Rina Anggraeni, Jurnalis · Selasa 22 September 2020 12:29 WIB
https: img.okezone.com content 2020 09 22 320 2281747 revisi-lagi-ekonomi-indonesia-2020-minus-1-7-amPhLbWWnh.jpg Grafik ekonomi (Shutterstock)

JAKARTA - Kementerian Keuangan (Kemenkeu) merevisi perkiraan angka pertumbuhan ekonomi tahun 2020. Di mana, awalnya minus 1,1% hingga positif 0,2% menjadi minus 1,7% sampai minus 0,6%.

Hal ini seiring dengan virus covid-19 masih menekan ekonomi Indonesia hingga 2020. Kalkulasinya, ekonomi Indonesia pada kuartal I-2020 sebesar 2,97% dan kuartal II-2020 minus 5,32%.

 Baca juga; RI Masuk Jurang Resesi, Sri Mulyani Prediksi Ekonomi Kuartal III Minus 2,9%

"Kemenkeu lakukan revisi forecast, sebelumnya untuk tahun ini minus 1,1% hingga positif 0,2%, yang terbaru minus 1,7% sampai minus 0,6%. Ini artinya negatif teritory terjadi pada kuartal III dan kemungkinan masih berlangsung pada kuartal IV yang kita berusaha mendekati nol atau positif," ujar Menteri Keuangan Sri Mulyani dalam konferensi pers virtual APBN Kita, Selasa (22/9/2020).

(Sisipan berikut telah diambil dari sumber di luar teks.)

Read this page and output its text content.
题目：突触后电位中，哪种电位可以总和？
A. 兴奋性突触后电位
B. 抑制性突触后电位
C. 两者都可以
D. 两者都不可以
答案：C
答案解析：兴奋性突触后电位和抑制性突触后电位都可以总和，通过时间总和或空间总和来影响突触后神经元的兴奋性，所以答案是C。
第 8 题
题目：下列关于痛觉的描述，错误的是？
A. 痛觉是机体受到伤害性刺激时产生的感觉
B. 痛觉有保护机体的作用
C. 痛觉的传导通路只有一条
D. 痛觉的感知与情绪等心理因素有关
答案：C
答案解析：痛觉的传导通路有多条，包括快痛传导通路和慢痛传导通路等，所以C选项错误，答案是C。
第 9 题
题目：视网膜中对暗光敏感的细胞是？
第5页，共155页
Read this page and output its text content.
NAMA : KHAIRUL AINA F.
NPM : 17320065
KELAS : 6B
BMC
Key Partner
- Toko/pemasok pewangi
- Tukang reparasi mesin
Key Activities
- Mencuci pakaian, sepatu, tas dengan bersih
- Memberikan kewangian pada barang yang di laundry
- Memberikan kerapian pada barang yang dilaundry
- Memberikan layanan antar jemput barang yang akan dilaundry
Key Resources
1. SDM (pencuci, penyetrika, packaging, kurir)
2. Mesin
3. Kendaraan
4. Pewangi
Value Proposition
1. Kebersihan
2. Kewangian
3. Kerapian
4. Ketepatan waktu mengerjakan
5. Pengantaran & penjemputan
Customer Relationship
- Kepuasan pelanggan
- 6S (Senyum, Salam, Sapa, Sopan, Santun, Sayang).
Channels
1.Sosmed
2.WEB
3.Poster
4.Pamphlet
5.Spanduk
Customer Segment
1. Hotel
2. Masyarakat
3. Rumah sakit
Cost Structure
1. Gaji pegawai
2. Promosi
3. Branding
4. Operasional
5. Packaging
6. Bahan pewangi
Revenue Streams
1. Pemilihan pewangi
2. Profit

Kata dia, sejumlah lembaga internasional memperkirakan pertumbuhan ekonomi Indonesia sepanjang tahun ini berada di teritori negatif. Tertinggi hanya prediksi di 0% atau tidak tumbuh.

 Baca juga: Pemulihan Ekonomi di Negara Asean Diprediksi Lebih Cepat

"Kalau kita lihat institusi yang lakukan forecast ke pertumbuhan ekonomi Indonesia, namun mereka rata-rata memproyeksikan ekonomi Indonesia di 2020 semua di zona negatif, kecuali World Bank yang 0%," bebernya.

Dia menambahkan di sisi lain counter cyclical yang dilakukan dengan fiscal stimulus menyebabkan defisit APBN. "Negara-negara tersebut mengalami pelebaran defisit dan tentunya dengan demikian kenaikan dari utang pemerintah terhadap GDP nya akan meningkat kenaikannya bisa di atas 10%," jelasnya.